Si Bahreïn peut continuer à trucider en paix et avec une violence inouïe, c'est qu'il a un grand frère assez balaise. Or comme chacun sait, le courage politique de Nicolas Sarkozy est proportionnel à sa taille. Beaucoup de moulinets, pas mal d'invectives et de coups de menton, mais peu d'actes.

Lorsque la contestation commençait à prendre corps dans le royaume, Bahreïn a appelé à la rescousse l'Arabie Saoudite. Celle-ci a prêté ses chars et ça a un peu calmé tout le monde. Les contestataires, mais aussi la communauté internationale. Qui voudrait se mettre à dos le premier exportateur mondial de pétrole ? Un pays qui est par ailleurs, comme chacun le sait, un véritable exemple flamboyant de démocratie.
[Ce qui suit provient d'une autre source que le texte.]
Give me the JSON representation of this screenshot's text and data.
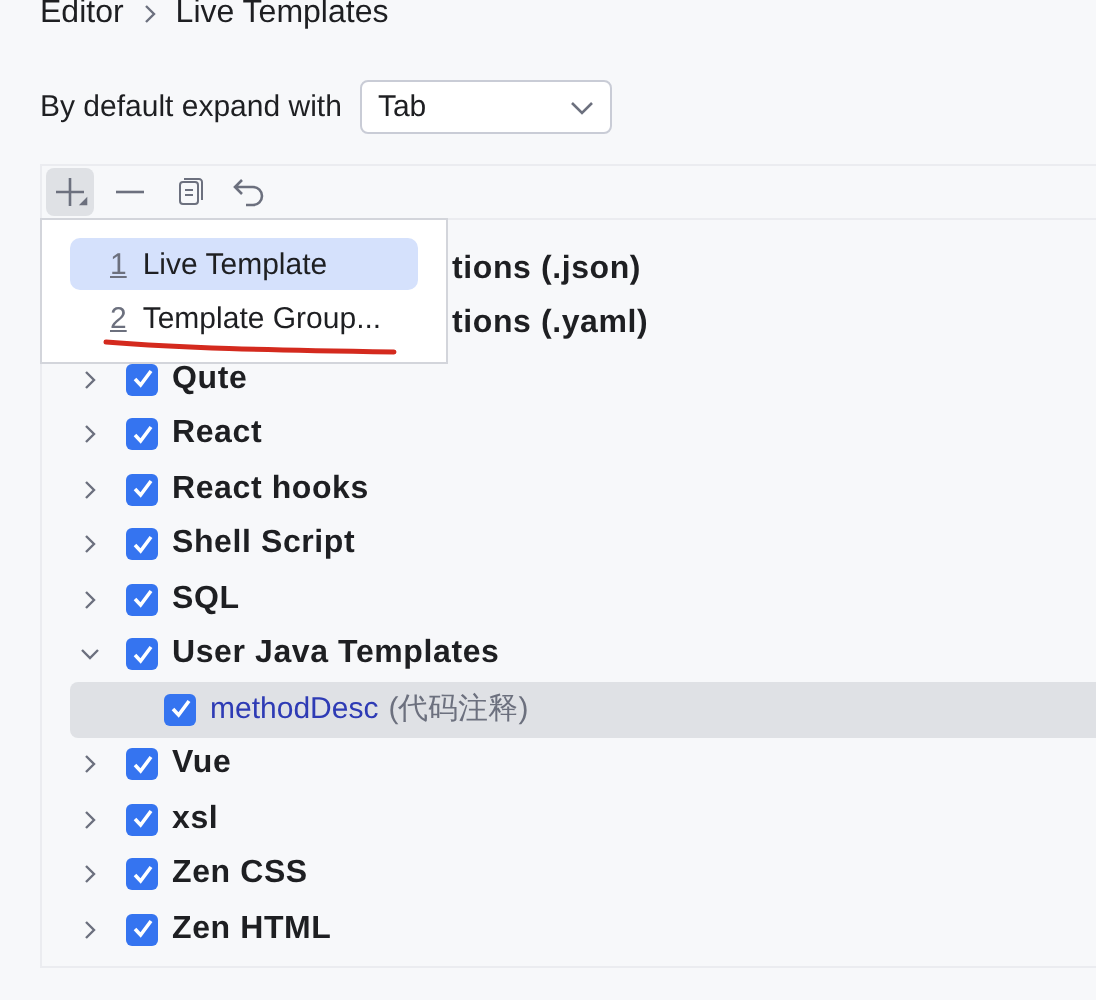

Tant pis pour les habitants du royaume. Ils sont seuls face à une répression tout aussi horrible que celle du colonel Kadhafi, mais là, personne ne viendra à leur secours. Le peuple peut attendre.

 

Et celui de la Syrie, tu l'as vu ? Il est gonflé aux stéroïdes...

 

Dans l’échelle ouverte de la répression sanglante de Tyranus Maladus, il y a, bien sûr, aussi la Syrie. Des morts, encore des morts. Des torturés, encore des torturés... Et qui s'en émeut ? Ah, si, le malin Alain Juppé qui a dit cette semaine (mieux vaut tard que jamais, n'est-ce pas) que ce qui se passait en Syrie était inacceptable. Dommage, parce que entre Bachar el-Assad et Nicolas Sarkozy, c'était aussi le grand amour il n'y a pas si longtemps. Le dictateur était invité d'honneur pour le défilé du 14 juillet en 2008, etc. France 24 signait début septembre un accord financier pour raconter des salades sur ce gentil pays, nous apprend le Canard Enchaîné...

Reflets est bien placé pour le savoir, la répression en Syrie est extrêmement violente. #OpSyria a permis de créer un canal de communication avec des Syriens qui nous parlent sur l'IRC de ce qui se passe chez eux. Ce n'est pas très rassurant.

Mais pour la Syrie, comme pour Bahreïn, il  faut compter avec le grand frère... Et les petits cousins...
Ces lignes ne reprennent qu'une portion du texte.